Trust – The key factor currently lacking in UK-China relations
Jonathan Arnott
Chinese Ambassador to Britain Liu Xiaoming during an interview in London, Britain, May 12, 2017. /Xinhua

Chinese Ambassador to Britain Liu Xiaoming during an interview in London, Britain, May 12, 2017. /Xinhua

Editor's note: Jonathan Arnott is a former member of the European Parliament. The article reflects the author's opinions, and not necessarily the views of CGTN.

Relationships must be built on trust. At present, whether the issue is Hong Kong, Huawei or COVID-19, the British and Chinese governments clearly haven't established trust.

The press conference on July 6 delivered by the Chinese ambassador to the United Kingdom, demonstrates the gradual escalation of rhetoric in relations between the two countries. The three issues may seem at first glance to be completely separate, but in reality they are related because they impact upon how the U.K.'s domestic agenda perceives Beijing.
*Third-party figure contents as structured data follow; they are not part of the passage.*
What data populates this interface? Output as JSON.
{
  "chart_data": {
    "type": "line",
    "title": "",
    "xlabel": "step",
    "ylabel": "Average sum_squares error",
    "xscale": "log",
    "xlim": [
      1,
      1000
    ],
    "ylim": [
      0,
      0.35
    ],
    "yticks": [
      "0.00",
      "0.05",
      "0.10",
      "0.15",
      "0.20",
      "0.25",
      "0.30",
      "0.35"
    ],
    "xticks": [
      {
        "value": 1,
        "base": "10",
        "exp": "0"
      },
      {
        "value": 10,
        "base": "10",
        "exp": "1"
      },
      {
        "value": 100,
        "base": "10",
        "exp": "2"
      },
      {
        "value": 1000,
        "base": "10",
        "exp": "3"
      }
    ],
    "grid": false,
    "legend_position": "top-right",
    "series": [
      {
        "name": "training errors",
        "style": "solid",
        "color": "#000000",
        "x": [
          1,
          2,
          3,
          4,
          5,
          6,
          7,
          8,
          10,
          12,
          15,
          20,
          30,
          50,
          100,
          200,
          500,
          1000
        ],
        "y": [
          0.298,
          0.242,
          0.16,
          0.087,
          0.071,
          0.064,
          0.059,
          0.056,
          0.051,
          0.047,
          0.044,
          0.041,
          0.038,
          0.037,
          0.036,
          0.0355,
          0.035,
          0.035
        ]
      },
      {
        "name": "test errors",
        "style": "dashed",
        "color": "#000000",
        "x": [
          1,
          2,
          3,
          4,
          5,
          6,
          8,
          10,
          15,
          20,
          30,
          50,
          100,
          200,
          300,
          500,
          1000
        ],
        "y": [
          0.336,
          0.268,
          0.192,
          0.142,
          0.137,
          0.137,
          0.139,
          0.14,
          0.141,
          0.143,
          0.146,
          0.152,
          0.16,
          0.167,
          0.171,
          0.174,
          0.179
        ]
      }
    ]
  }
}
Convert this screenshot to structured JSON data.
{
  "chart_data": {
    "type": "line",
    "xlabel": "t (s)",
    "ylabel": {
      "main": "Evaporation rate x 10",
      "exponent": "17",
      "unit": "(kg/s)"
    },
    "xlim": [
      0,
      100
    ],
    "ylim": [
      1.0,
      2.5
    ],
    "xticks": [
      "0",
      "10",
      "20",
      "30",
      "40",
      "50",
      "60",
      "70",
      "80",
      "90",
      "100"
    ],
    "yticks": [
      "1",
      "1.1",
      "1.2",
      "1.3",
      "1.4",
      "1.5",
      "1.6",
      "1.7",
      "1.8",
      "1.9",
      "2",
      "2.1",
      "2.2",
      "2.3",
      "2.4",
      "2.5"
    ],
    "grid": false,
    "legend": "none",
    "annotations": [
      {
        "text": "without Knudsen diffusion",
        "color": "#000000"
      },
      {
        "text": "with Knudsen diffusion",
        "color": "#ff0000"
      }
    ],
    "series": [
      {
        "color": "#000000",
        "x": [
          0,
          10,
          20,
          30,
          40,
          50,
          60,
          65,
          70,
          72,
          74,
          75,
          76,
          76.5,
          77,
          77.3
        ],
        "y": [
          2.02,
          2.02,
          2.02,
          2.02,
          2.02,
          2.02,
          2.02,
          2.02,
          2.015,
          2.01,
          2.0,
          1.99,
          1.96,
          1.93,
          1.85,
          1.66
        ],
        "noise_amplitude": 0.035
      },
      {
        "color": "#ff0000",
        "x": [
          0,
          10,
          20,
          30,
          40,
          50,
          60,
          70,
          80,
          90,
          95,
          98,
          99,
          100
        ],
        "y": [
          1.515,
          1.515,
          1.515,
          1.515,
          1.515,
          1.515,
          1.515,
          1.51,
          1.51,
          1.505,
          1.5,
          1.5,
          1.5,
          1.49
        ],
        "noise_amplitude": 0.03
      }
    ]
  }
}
Months from now, once the threat of COVID-19 has passed, there will be a time for examining all actions taken by national governments in response to the outbreak. It is likely that such an examination will show that governments around the world failed to fully appreciate the gravity of the situation until it was too late to prevent a large-scale outbreak. Whenever a new virus is identified, the country where it was first found will inevitably face considerable scrutiny. Yet it seems that criticism of China came first, without awaiting evidence.

There was a significant political shift away from China at that time. Politicians who had opposed Huawei's involvement in the UK's 5G network now had an alternative line of attack.

When perception is key in politics, the fact that the two issues are unconnected in theory does not prevent them from being connected in practice.

When I was a member of the European Parliament, a Brexiteer colleague asked me to speak with representatives of Huawei. I am often skeptical of politicians being lobbied by big business. Lobbying provides a competitive advantage to businesses large enough to be able to afford to lobby; the interests of small businesses can often end up being overlooked.

However, Huawei made a compelling case that the safeguards built into the system, scrutiny from companies using the network, the transparency of the coding, and Chinese law, would be sufficient to ensure safety and integrity of the network. On the other hand, I have not seen any national security advice – and I can respect the precautionary principle: If there is even a reasonable risk of the network being compromised, the level of risk might not be worth taking. Any decision to exclude would need to be evidence-based, with as much of that evidence being published as practical.

A Huawei 5G mobile phone is used to test speed in Huawei's 5G Innovation and Experience Center in London, Britain, January 28, 2020. /Xinhua

A Huawei 5G mobile phone is used to test speed in Huawei's 5G Innovation and Experience Center in London, Britain, January 28, 2020. /Xinhua

The British government is being pulled in two directions. It knows that a trade deal with the United States would be a significant political coup. It likely suspects that this will be easier to achieve with a Republican rather than a Democrat in the White House, and knows that the clock is ticking. There is a desire, at least in the short-term, not to offend the American administration at this time.

Robert Wood Johnson, the U.S. Ambassador to the United Kingdom, said last week that "trust, especially in something as important as a 5G network, cannot exist with a company such as Huawei that answers to an authoritarian government like China's." In that context, Liu Xiaoming's words at the press conference should be seen unofficially as the Chinese ambassador's response to the American ambassador: "The China business community are all watching how you handle Huawei. If you get rid of Huawei, it sends out a very bad message to other Chinese businesses… so we want to be your friend, we want to be your partner, but if you want to make China a hostile country you have to bear the consequences."

Following on from these two issues, Hong Kong is far more emotive. I expect that the British government decision to permit Hong Kong residents to settle in the United Kingdom will turn out to be a symbolic decision rather than an offer which would be taken up by a huge number of people.

The Chinese ambassador's comments on Huawei should perhaps have received more attention in the British press than they did: It is there, rather than on Hong Kong, where the UK's approach is not yet fully settled. To deny Huawei involvement – after the decision has already been taken to grant it - would be to delay 5G. To change at this stage would be costly and would slow business growth; it is therefore not a decision to be taken lightly.